Nach den vorstehenden Ausführungen stelle ich an dieser Stelle folgende erste These auf, die ich für die weiteren Berechnungen zugrunde lege: Es bestand beim Auszug aus Ägypten eine Organisation in Gruppen zu 50 Mann, die sich dann bis zum ersten Zensus auf die in Abschnitt ‎3.1 ermittelten Gruppengrößen von durchschnittlich 40,6 Mann reduziert haben. Diese Gruppen bildeten die Heereseinheiten, die beim ersten Zensus mit ÄLäPh bezeichnet wurden.

  • 1 Joshua J. Mark: „Ancient Egyptian Architecture“ (2016), in: World History Encyclopedia, Url: www.worldhistory.org/Egyptian_Architecture/ , 5. Überschrift “The Old Kingdom & the Pyramids” (Aufruf: 14.11.2022)

    2 Wie eine solche Reorganisation abgelaufen sein könnte, wird in Abschnitt ‎5.7.4 beschrieben.

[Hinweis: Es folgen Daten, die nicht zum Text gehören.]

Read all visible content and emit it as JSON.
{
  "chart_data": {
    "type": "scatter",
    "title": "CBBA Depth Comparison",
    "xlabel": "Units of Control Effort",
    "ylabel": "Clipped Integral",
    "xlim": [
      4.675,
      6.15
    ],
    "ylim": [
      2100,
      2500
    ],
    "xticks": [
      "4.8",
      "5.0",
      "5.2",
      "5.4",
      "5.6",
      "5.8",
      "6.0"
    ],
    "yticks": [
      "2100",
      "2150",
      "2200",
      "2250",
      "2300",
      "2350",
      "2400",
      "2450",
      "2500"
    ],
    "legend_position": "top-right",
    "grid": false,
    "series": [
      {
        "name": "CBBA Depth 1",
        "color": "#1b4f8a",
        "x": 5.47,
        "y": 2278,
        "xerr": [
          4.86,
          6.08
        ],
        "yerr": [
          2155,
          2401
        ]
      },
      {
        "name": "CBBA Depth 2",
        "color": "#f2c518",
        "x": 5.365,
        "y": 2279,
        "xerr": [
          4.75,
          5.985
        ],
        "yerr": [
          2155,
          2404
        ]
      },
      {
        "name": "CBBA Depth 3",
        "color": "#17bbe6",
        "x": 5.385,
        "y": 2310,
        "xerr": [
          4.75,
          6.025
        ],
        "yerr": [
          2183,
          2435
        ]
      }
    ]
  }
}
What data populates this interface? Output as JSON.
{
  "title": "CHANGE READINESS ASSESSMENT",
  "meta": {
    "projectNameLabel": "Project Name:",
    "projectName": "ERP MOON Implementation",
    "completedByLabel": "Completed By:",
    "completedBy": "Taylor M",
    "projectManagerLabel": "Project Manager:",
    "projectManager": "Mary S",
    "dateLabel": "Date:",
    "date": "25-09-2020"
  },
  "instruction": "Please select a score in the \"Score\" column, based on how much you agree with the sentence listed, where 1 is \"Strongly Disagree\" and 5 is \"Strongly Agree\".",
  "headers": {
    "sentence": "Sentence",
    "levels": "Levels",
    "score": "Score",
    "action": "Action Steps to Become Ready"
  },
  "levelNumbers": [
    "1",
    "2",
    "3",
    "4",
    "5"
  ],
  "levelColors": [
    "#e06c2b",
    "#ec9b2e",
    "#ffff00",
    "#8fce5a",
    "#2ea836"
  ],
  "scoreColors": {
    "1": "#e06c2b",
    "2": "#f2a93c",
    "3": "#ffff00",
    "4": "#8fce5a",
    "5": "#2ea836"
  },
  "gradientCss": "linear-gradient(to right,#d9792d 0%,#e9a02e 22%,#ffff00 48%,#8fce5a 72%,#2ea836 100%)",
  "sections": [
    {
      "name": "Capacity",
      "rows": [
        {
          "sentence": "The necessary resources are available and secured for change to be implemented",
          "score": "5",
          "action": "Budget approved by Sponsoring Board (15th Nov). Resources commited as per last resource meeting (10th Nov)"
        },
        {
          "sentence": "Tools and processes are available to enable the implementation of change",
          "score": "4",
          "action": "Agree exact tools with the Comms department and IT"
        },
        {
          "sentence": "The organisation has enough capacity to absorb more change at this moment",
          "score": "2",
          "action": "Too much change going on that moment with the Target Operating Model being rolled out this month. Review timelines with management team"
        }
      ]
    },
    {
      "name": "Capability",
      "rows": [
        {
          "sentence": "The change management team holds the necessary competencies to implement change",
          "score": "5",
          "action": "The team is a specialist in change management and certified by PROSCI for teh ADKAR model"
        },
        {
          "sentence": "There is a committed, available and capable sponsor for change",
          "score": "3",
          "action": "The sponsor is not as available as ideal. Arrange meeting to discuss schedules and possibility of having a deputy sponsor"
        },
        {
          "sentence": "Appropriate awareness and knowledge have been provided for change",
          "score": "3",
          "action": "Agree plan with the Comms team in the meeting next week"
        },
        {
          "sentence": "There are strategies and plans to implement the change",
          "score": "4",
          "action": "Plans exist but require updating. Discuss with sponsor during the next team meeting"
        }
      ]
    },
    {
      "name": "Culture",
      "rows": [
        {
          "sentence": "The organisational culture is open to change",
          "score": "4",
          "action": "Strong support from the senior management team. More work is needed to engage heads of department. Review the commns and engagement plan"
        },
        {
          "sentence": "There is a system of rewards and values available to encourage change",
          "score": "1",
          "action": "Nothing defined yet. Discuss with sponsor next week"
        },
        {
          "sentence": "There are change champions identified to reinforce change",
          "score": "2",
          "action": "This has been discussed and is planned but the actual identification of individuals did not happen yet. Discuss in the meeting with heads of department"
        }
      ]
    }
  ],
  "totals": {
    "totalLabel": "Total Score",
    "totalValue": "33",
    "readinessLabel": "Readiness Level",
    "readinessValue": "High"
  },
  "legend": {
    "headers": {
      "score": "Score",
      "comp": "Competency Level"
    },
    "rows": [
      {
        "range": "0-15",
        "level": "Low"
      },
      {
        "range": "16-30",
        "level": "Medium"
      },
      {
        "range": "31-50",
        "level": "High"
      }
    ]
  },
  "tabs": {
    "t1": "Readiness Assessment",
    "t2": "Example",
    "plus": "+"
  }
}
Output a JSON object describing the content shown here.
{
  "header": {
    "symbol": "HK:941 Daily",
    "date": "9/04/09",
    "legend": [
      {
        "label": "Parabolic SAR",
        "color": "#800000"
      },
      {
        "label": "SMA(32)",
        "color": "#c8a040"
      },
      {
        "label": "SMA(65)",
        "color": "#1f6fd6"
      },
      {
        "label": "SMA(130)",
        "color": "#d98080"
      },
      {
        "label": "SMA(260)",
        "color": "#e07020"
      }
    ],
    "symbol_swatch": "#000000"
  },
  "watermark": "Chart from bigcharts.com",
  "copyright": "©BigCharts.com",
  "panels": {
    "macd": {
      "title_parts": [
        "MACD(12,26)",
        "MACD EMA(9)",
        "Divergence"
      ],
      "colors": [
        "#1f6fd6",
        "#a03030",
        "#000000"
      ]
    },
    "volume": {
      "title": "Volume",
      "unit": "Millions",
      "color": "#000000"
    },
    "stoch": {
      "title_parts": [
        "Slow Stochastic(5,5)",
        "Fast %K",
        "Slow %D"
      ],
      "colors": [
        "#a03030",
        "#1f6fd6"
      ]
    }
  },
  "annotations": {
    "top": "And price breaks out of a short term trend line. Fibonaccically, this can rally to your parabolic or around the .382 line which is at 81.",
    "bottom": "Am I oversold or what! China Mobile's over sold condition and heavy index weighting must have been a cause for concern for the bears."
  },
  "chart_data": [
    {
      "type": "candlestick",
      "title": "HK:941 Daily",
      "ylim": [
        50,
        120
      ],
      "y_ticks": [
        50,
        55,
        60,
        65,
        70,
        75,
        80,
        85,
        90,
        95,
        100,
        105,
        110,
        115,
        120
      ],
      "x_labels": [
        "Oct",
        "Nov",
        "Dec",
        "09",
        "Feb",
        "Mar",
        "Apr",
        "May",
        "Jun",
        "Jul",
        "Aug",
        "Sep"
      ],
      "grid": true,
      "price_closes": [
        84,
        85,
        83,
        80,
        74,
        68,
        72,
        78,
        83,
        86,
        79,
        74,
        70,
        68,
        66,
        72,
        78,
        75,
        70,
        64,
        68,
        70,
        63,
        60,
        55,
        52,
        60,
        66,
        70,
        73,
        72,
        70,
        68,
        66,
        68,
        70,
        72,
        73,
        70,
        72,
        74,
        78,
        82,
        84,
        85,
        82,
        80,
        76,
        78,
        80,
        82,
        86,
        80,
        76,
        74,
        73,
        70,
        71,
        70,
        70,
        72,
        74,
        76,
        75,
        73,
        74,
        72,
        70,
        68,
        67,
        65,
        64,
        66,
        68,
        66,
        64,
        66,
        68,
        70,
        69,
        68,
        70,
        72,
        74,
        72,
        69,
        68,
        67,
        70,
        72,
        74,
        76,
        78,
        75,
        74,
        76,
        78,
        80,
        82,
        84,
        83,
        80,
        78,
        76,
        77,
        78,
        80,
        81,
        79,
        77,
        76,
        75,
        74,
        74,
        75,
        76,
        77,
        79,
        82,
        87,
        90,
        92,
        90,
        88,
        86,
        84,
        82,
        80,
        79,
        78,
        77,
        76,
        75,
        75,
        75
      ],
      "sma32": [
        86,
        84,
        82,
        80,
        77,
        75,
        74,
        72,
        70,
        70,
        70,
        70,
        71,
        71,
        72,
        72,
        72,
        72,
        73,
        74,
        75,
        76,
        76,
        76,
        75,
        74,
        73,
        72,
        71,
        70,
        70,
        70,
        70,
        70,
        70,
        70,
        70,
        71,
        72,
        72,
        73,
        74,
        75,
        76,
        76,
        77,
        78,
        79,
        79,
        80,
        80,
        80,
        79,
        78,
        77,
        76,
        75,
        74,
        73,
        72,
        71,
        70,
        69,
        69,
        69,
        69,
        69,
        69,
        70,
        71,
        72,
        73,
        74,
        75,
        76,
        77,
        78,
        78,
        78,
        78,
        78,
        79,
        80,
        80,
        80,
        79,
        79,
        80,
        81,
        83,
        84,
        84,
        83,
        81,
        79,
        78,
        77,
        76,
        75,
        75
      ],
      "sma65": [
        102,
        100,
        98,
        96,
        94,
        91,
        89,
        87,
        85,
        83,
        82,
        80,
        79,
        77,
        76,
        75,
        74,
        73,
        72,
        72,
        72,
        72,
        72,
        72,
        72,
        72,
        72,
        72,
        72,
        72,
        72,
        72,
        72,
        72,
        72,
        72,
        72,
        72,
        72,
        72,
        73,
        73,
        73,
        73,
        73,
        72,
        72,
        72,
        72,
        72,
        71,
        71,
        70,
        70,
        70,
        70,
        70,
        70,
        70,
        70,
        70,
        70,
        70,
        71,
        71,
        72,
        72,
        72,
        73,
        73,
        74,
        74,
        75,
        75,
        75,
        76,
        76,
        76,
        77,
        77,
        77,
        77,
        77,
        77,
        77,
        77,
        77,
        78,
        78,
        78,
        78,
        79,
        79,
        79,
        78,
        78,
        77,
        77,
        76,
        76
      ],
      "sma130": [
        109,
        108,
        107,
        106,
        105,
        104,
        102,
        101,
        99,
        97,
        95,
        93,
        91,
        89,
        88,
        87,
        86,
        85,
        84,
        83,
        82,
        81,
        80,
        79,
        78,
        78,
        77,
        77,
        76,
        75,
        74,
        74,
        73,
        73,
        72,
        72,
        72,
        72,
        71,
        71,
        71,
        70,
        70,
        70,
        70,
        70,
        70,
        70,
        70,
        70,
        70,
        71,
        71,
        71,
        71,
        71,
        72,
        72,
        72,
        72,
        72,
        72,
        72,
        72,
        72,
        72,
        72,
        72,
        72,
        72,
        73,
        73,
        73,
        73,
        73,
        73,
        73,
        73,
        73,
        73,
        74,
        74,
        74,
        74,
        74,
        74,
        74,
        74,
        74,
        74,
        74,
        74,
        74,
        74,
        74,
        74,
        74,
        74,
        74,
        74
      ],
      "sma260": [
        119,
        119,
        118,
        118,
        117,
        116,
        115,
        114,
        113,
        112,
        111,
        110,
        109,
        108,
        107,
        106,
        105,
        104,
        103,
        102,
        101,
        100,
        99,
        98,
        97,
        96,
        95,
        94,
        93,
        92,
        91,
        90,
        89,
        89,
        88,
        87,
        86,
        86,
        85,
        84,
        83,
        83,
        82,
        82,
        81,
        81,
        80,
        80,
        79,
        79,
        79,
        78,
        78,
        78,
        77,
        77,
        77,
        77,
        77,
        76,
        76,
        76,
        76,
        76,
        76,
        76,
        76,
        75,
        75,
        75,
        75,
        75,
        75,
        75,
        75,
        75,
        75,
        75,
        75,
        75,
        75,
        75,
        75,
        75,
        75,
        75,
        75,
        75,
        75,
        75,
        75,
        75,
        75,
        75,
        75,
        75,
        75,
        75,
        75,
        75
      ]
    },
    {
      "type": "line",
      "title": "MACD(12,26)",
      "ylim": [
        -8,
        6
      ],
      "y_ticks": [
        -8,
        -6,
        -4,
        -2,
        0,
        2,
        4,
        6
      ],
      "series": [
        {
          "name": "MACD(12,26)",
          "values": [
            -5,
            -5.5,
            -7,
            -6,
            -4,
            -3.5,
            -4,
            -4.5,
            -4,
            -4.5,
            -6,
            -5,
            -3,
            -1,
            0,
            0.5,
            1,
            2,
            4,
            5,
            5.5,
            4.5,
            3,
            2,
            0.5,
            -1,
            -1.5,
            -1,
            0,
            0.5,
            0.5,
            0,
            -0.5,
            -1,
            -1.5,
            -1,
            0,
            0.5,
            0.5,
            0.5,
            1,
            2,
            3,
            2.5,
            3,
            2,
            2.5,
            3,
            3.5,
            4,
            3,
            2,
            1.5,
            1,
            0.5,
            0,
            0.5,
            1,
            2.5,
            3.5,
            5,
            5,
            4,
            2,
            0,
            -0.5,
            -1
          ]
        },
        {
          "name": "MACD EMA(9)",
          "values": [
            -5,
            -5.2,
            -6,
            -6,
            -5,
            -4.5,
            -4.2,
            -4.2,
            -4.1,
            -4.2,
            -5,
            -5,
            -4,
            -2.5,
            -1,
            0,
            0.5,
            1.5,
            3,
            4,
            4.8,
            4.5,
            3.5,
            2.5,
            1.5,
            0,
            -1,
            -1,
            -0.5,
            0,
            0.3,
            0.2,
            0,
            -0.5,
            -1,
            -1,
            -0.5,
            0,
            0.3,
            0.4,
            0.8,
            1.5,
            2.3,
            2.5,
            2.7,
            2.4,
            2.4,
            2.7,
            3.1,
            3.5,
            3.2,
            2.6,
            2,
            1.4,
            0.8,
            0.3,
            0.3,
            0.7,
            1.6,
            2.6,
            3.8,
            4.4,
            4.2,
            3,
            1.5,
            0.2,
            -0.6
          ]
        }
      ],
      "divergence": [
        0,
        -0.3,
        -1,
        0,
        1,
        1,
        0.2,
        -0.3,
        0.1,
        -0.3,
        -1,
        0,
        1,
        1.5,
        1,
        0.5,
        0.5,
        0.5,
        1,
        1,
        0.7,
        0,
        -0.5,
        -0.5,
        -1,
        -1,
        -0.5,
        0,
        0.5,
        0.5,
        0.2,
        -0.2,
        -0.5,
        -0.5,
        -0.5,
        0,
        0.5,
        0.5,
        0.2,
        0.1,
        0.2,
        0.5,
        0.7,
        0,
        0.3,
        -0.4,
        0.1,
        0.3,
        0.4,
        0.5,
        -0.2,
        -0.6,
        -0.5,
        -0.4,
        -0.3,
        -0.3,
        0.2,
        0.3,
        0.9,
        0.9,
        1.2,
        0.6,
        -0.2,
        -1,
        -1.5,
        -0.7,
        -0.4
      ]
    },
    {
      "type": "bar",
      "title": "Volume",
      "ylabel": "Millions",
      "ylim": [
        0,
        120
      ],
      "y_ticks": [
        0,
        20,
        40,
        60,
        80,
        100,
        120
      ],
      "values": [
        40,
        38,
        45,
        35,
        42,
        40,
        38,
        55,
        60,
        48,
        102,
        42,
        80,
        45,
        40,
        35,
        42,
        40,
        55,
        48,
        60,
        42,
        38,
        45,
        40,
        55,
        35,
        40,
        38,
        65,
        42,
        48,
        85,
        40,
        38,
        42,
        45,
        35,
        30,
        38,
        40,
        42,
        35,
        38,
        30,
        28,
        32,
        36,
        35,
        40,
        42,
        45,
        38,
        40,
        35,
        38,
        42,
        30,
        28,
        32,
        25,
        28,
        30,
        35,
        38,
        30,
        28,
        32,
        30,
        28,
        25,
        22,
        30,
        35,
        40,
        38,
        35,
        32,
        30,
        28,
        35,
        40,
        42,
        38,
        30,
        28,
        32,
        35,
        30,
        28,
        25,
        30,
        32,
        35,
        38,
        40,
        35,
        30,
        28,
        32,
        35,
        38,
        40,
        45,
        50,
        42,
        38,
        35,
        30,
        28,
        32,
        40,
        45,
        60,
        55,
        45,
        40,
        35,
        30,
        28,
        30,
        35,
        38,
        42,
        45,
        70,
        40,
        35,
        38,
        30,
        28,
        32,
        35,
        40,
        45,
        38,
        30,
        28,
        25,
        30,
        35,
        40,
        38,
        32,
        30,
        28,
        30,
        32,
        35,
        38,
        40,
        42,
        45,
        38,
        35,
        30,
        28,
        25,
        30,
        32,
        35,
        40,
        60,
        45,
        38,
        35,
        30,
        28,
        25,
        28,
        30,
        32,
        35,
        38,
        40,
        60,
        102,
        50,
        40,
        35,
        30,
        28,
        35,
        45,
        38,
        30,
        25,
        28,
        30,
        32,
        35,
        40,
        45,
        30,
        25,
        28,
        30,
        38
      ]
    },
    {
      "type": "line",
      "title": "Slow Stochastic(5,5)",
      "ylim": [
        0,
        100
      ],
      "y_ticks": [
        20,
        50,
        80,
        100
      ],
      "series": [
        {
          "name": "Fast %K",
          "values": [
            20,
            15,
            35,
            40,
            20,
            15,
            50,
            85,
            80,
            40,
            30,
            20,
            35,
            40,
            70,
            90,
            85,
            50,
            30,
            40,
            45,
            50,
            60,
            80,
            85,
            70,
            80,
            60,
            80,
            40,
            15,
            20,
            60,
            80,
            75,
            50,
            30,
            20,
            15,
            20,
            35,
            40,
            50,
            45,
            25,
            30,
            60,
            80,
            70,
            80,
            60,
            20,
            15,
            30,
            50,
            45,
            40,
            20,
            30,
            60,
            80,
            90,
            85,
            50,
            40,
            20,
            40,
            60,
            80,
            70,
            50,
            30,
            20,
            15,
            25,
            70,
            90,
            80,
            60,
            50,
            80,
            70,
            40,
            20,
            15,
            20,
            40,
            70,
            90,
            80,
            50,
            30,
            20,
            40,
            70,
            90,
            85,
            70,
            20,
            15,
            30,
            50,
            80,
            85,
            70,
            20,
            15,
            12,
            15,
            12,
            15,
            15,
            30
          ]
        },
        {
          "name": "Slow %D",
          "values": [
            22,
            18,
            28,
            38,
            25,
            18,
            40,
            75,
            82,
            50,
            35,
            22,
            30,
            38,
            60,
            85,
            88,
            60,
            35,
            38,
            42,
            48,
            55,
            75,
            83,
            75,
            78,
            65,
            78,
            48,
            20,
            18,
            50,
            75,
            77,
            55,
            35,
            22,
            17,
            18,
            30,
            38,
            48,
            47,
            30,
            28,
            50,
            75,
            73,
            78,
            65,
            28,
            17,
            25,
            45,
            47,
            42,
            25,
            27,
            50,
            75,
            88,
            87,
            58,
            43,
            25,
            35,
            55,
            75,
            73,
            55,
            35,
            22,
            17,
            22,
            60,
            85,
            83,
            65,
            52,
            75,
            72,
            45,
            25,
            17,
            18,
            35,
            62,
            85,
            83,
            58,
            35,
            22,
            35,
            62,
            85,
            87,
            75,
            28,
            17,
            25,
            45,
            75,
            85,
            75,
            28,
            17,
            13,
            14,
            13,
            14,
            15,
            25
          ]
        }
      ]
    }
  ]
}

    3 Vgl. Flavius Josephus in: Jüdische Altertümer. Wiesbaden. Fourier. [o.J.], S. 114f, 2. Buch, 10. Kapitel, 2. Abschnitt

    4 Möglicherweise war der von Mose vor seiner Flucht ermahnte Hebräer, der seinen Nächsten schlug (2Mose 2,13-14) ein solcher Anführer.

    5 Diese beiden Begriffe werden auch nebeneinander in 5Mose 16,18 und Jos 8,33 genannt.